In African Americans, the genetic risk landscape for inflammatory bowel disease (IBD) is very different from that of people with European ancestry, according to results of the first whole-genome study of IBD in African Americans. The authors say that future clinical research on IBD needs to take ancestry into account.
Findings of the multi-center study, which analyzed the whole genomes of more than 1,700 affected individuals with Crohn’s disease and ulcerative colitis and more than 1,600 controls, were published on February 17 in the American Journal of Human Genetics.
As part of their analysis, the researchers developed an algorithm that corrects for ancestry when calculating an IBD polygenic risk score. Polygenic risk scores are tools for calculating gene-based risk for a disease, which are used for IBD as well as other complex conditions such as coronary artery disease.
“Even though the disease destination looks the same, the populations look very different, in terms of what specific genes contribute to risk for IBD,” says lead author Subra Kugathasan, MD. “It shows that you can’t develop a polygenic risk score based on one population and apply it to another.”
Kugathasan is scientific director of the pediatric IBD program and director of the Children’s Center for Transplantation and Immune-mediated Disorders at Children’s Healthcare of Atlanta, as well as Marcus professor of pediatrics and human genetics at Emory University School of Medicine.
The first author of the paper is geneticist Hari Somineni, PhD, who earned his doctorate working with Kugathasan at Emory, and is now working at Goldfinch Bio in Massachusetts.
The primary sites to recruit study participants were Emory, Cedars-Sinai and Rutgers, along with Johns Hopkins and Washington University at Saint Louis.
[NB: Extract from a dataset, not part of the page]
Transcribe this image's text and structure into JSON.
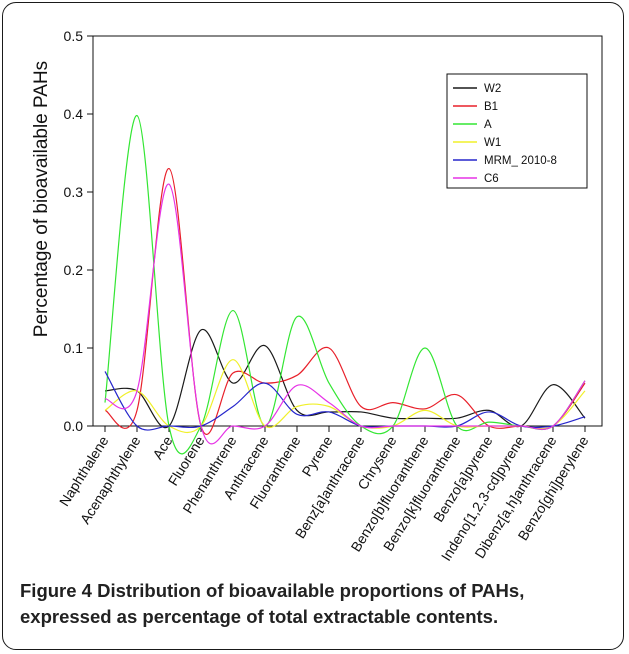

Along with Kugathasan, the co-senior authors and co-organizers of the study were Steven Brant, MD from Rutgers and Dermot McGovern, MD, PhD from Cedars-Sinai.
“One of our goals in treating IBD is to move toward a more personalized approach,” says McGovern, the Joshua L. and Lisa Z. Greer Chair in Inflammatory Bowel Disease Genetics at Cedars-Sinai. “Deciphering the genetic architecture is an important part of this effort. Studies such as this one are vital to ensure that diverse populations, including African-Americans, benefit from the tremendous advances promised by genomic medicine.”